Dozens of Greek and Turkish warships are now on alert in the surrounding area, with a continuing threat of direct confrontation.
US Secretary of State Mike Pompeo is to meet Greek Foreign Minister Nikos Dendias in Vienna on Friday.
The US has called for talks between Greece and Turkey sides, mediated by Germany, to resume.
Also on Friday, EU foreign ministers will hold an extraordinary online meeting to discuss the issue.
The EU’s High Representative for Foreign Affairs, Josep Borrell, on Wednesday called for the meeting after requests from Mr Dendias and Mr Mitsotakis.
Brussels has reportedly considered sanctions against Turkish officials over the encroachment.
The EU has imposed such penalties on people linked to Ankara’s earlier drilling activities in the area.
The dispute between Turkey and Greece stretches back decades and centres on areas bordering the many Greek islands in the region.

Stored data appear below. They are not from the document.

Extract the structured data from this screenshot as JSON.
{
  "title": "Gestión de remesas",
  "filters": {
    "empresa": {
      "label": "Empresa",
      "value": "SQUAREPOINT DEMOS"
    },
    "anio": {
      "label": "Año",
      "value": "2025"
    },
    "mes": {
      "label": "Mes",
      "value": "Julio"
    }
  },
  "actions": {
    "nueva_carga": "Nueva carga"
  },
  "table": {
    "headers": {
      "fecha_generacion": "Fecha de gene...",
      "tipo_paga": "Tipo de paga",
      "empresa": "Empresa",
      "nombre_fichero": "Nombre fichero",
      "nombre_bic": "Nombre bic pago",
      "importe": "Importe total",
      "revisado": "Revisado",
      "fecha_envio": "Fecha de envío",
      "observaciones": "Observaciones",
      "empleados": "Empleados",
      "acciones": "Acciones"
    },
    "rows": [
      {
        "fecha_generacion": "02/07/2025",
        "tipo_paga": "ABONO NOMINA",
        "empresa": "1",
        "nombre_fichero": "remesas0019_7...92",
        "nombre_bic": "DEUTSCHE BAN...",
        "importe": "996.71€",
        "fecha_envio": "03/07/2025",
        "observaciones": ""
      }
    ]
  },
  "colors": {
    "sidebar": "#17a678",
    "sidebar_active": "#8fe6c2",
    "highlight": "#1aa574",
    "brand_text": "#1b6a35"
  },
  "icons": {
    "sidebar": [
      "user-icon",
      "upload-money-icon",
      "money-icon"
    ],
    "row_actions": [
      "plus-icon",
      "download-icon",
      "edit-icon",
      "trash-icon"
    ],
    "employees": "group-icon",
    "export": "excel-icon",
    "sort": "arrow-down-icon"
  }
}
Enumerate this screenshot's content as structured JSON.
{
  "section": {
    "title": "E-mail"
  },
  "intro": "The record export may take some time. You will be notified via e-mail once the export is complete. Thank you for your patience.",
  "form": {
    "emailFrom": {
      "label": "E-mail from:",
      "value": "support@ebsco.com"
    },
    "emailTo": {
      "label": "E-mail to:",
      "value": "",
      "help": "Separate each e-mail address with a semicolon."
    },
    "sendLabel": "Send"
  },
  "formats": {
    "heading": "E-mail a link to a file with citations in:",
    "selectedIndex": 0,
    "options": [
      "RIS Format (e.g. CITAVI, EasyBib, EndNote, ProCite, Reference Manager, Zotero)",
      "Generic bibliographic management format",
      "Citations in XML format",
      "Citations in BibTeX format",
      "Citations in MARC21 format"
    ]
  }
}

Turkey’s claims to the waters, which it says are on its continental shelf, have repeatedly been dismissed as illegal by Greece and its allies.
Renewed, competing claims by Greece and Turkey over the waters have crossed into the conflict in Libya, the shores of which also stretch across a large part of the Mediterranean coast.
In December Ankara and Libya’s Government of National Accord in Tripoli signed an agreement on maritime borders that favoured Turkey.
In exchange, Ankara promised military support to the government in Tripoli.
Last week, Greece and Egypt agreed on their own maritime border deal.
The UAE has thrown its weight behind the Greek-Egyptian deal, while Turkey has railed against the Cairo accord, calling it a provocation.
Ankara has vowed to continue surveying waters in the area over coming weeks.
Mr Dendias on Tuesday urged Turkey to “immediately leave the Greek continental shelf”, saying the country was determined to defend its sovereign rights.